On the government's other flank stand the National Front and Bruno Mégret's Mouvement National Républicain, which still have the capacity to bruise the centre right. With regional elections next month, the veil has provided a pretext for the ruling UMP to show that it is policing proper republican standards, in ways that both the far right and the religion-mongers of immigrant descent are not - and to steal some of Le Pen's thunder. Le Pen has inadvertently flattered the government by opposing the ban - when it comes to veil-politics he hasn't much room for manoeuvre - on the grounds that by wearing the hijab, Muslim women distinguish themselves from 'les Français de souche', i.e. people of bona fide Gallic stock, and that this is fine: it will make things easier, the implication is, when it comes to throwing them out.

I think it reasonable to assume from this that the law isn't an attempt to pander to the far right. In fact, it seems to have smoked the fascists out. Inter alia, the law insists that people take their "yellow stars of david" off. Harding also points out that this isn't an example of mandarin secularism, but a response to pressure from those most immediately effected.

Teachers tell worrying stories which depict the veil as the beginning of selective opposition to the curriculum. This might, for example, include a Muslim student's refusal to do gym or discuss certain areas of natural science, or to countenance teaching on the Holocaust, and then shade off into abuse or physical violence after a classroom session on the Middle East. Teachers are also clear that the wearing of religious symbols tends to exacerbate the divisions over heated issues such as Palestine.

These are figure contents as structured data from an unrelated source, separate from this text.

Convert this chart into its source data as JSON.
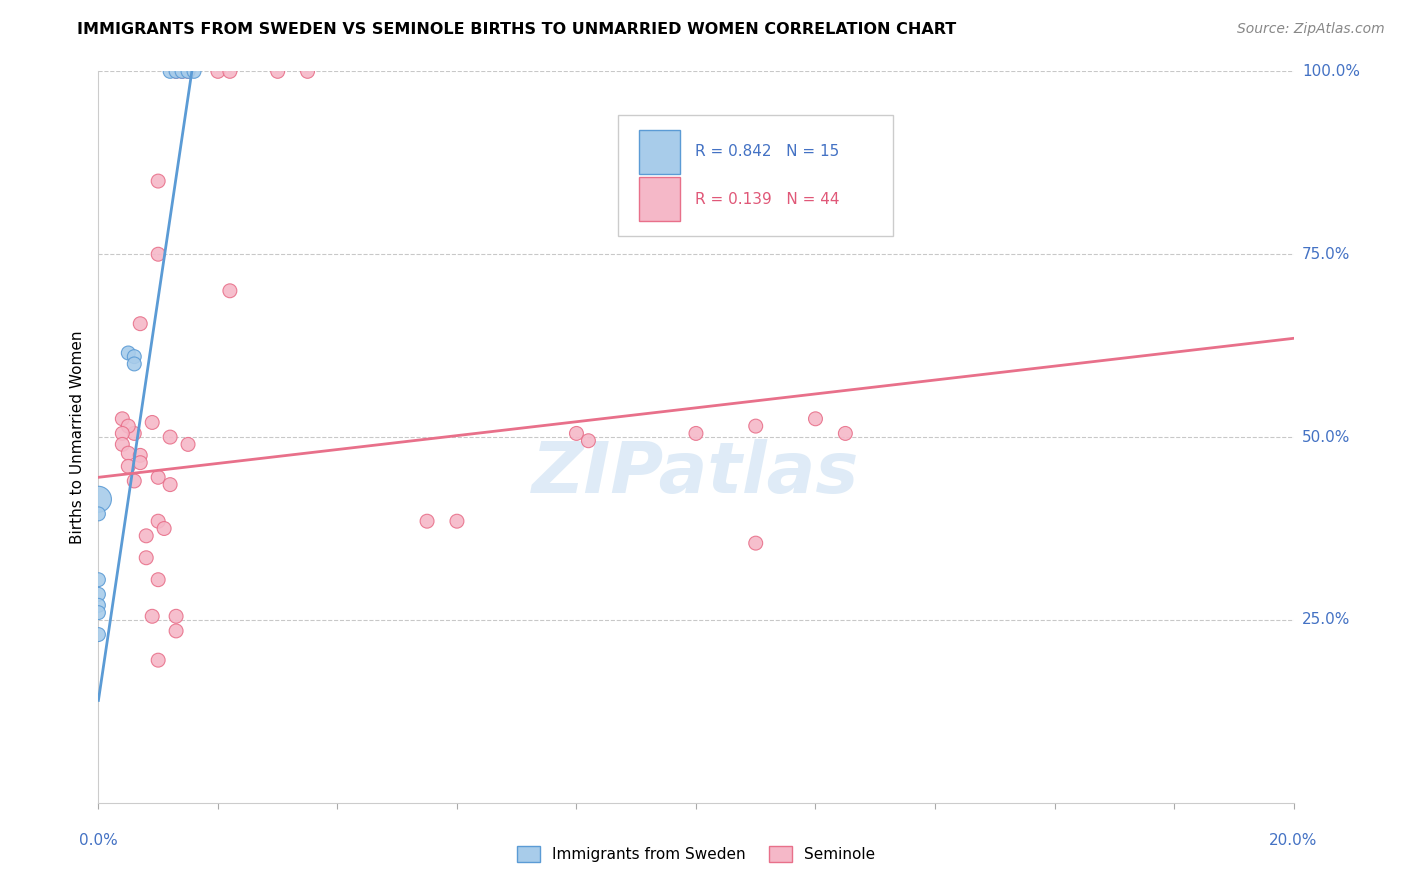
{
  "title": "IMMIGRANTS FROM SWEDEN VS SEMINOLE BIRTHS TO UNMARRIED WOMEN CORRELATION CHART",
  "source": "Source: ZipAtlas.com",
  "ylabel": "Births to Unmarried Women",
  "legend_blue_r": "R = 0.842",
  "legend_blue_n": "N = 15",
  "legend_pink_r": "R = 0.139",
  "legend_pink_n": "N = 44",
  "legend_label_blue": "Immigrants from Sweden",
  "legend_label_pink": "Seminole",
  "xlim": [
    0.0,
    0.2
  ],
  "ylim": [
    0.0,
    1.0
  ],
  "blue_color": "#A8CCEA",
  "pink_color": "#F5B8C8",
  "blue_line_color": "#5B9BD5",
  "pink_line_color": "#E8708A",
  "blue_points": [
    [
      0.0,
      0.415
    ],
    [
      0.0,
      0.395
    ],
    [
      0.0,
      0.305
    ],
    [
      0.0,
      0.285
    ],
    [
      0.0,
      0.27
    ],
    [
      0.0,
      0.26
    ],
    [
      0.005,
      0.615
    ],
    [
      0.006,
      0.61
    ],
    [
      0.006,
      0.6
    ],
    [
      0.012,
      1.0
    ],
    [
      0.013,
      1.0
    ],
    [
      0.014,
      1.0
    ],
    [
      0.015,
      1.0
    ],
    [
      0.016,
      1.0
    ],
    [
      0.0,
      0.23
    ]
  ],
  "blue_sizes": [
    350,
    100,
    100,
    100,
    100,
    100,
    100,
    100,
    100,
    100,
    100,
    100,
    100,
    100,
    100
  ],
  "pink_points": [
    [
      0.013,
      1.0
    ],
    [
      0.014,
      1.0
    ],
    [
      0.015,
      1.0
    ],
    [
      0.02,
      1.0
    ],
    [
      0.022,
      1.0
    ],
    [
      0.03,
      1.0
    ],
    [
      0.035,
      1.0
    ],
    [
      0.01,
      0.85
    ],
    [
      0.01,
      0.75
    ],
    [
      0.022,
      0.7
    ],
    [
      0.007,
      0.655
    ],
    [
      0.009,
      0.52
    ],
    [
      0.012,
      0.5
    ],
    [
      0.015,
      0.49
    ],
    [
      0.006,
      0.505
    ],
    [
      0.004,
      0.525
    ],
    [
      0.005,
      0.515
    ],
    [
      0.004,
      0.505
    ],
    [
      0.004,
      0.49
    ],
    [
      0.005,
      0.478
    ],
    [
      0.005,
      0.46
    ],
    [
      0.006,
      0.44
    ],
    [
      0.007,
      0.475
    ],
    [
      0.007,
      0.465
    ],
    [
      0.01,
      0.445
    ],
    [
      0.012,
      0.435
    ],
    [
      0.01,
      0.385
    ],
    [
      0.011,
      0.375
    ],
    [
      0.008,
      0.365
    ],
    [
      0.008,
      0.335
    ],
    [
      0.009,
      0.255
    ],
    [
      0.013,
      0.255
    ],
    [
      0.08,
      0.505
    ],
    [
      0.082,
      0.495
    ],
    [
      0.1,
      0.505
    ],
    [
      0.11,
      0.515
    ],
    [
      0.12,
      0.525
    ],
    [
      0.125,
      0.505
    ],
    [
      0.11,
      0.355
    ],
    [
      0.01,
      0.195
    ],
    [
      0.013,
      0.235
    ],
    [
      0.01,
      0.305
    ],
    [
      0.055,
      0.385
    ],
    [
      0.06,
      0.385
    ]
  ],
  "pink_sizes": [
    100,
    100,
    100,
    100,
    100,
    100,
    100,
    100,
    100,
    100,
    100,
    100,
    100,
    100,
    100,
    100,
    100,
    100,
    100,
    100,
    100,
    100,
    100,
    100,
    100,
    100,
    100,
    100,
    100,
    100,
    100,
    100,
    100,
    100,
    100,
    100,
    100,
    100,
    100,
    100,
    100,
    100,
    100,
    100
  ],
  "blue_line": [
    [
      0.0,
      0.14
    ],
    [
      0.016,
      1.02
    ]
  ],
  "pink_line": [
    [
      0.0,
      0.445
    ],
    [
      0.2,
      0.635
    ]
  ],
  "yticks": [
    0.25,
    0.5,
    0.75,
    1.0
  ],
  "ytick_labels": [
    "25.0%",
    "50.0%",
    "75.0%",
    "100.0%"
  ],
  "xtick_labels_show": [
    "0.0%",
    "20.0%"
  ]
}
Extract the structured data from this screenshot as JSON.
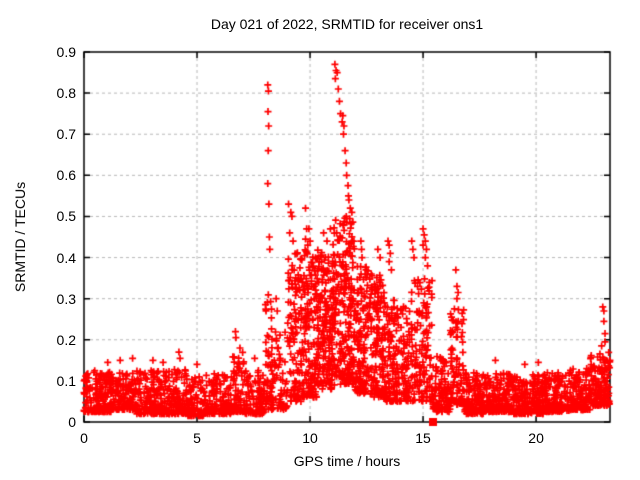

One comparison here is with attempts to force "intelligent design" on to the syllabus in several US states, and the support by the British government for taxpayer funded creationism. When given the chance to do so, many religions exploit a fundamentally secular conception of freedom - that religious and non-religous points of view deserve equal tolerance - to push their own agenda forward. You either indulge this in the hope that it won't go too far or you try to put a stop to it. Either is a reasonable option, though both could result in repressive consequences. Right now I'm inclined to believe that the French approach is the least worst.